Dito tudo isso, não preciso nem dizer que o jogo exige no mínimo um ótimo conhecimento em inglês, certo? Infelizmente não há localização em português e isso fará toda a diferença para quem não fala inglês, pois é necessário estar atento o tempo todo as ordens de Emma e entender o que está sendo pedido é essencial para prosseguir.
Com respeito aos gráficos e trilha sonora, a qualidade é meio mista. A trilha sonora é quase ausente, mas vez ou outra podemos ouvir algumas faixas típicas de filmes e séries sci-fi, então está de bom tamanho.
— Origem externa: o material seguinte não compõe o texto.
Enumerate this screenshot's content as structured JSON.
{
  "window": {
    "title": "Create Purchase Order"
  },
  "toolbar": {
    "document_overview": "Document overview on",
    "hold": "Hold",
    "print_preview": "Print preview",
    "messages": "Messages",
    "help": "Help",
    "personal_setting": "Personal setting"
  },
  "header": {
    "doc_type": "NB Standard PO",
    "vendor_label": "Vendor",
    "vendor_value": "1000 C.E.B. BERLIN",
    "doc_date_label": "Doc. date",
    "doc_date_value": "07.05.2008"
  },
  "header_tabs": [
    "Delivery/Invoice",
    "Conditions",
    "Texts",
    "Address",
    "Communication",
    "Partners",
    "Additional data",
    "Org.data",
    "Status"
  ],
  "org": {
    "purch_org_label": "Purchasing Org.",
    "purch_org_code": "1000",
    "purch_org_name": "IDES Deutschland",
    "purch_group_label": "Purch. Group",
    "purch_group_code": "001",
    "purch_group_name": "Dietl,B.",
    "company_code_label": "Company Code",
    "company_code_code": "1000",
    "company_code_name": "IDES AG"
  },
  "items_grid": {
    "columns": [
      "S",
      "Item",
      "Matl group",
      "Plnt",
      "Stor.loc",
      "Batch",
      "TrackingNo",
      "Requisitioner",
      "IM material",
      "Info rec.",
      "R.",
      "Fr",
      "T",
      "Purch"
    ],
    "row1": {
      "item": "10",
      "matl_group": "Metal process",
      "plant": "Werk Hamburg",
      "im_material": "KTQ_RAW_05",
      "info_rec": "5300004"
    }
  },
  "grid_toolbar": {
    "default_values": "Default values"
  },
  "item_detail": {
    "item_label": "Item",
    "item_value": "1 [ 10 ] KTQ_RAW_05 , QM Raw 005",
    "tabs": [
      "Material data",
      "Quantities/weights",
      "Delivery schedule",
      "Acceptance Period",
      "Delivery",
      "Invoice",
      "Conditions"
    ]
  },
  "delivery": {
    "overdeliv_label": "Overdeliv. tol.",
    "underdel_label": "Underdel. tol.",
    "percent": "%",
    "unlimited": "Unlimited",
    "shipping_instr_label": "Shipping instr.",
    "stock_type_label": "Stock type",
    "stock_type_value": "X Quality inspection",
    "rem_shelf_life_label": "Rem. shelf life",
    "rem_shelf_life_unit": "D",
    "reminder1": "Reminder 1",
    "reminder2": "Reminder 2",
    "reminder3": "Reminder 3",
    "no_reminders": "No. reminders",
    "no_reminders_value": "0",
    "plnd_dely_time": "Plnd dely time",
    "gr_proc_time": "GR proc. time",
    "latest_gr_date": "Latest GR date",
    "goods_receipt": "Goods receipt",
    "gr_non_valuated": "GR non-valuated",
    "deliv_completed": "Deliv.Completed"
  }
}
Já os gráficos não são tão exuberantes e isso é perfeitamente disfarçado pela visão borrada e “chuviscada” da nossa IA. A única coisa que não deu para esconder foram as expressões faciais bizarras dos personagens. Nos momentos que Emma fala perto da câmera, é simplesmente agoniante o modo como ela mexe a boca e os olhos em uma tentativa desesperada de demonstrar algum sentimento.
Observation tinha muito potencial para ser um dos melhores indies deste ano e em partes ele consegue. A história é ótima e não decepciona, te mantendo preso ao jogo até terminá-lo, mas infelizmente o gameplay não ajuda muito a manter essa empolgação. É um título que não vai te manter jogando por muito tempo, mas que sempre te fará voltar para saber o que acontece em seguida. Poderia ser melhor? Com certeza, mas a sensação de estar participando de um filme sci-fi bem imersivo é impagável.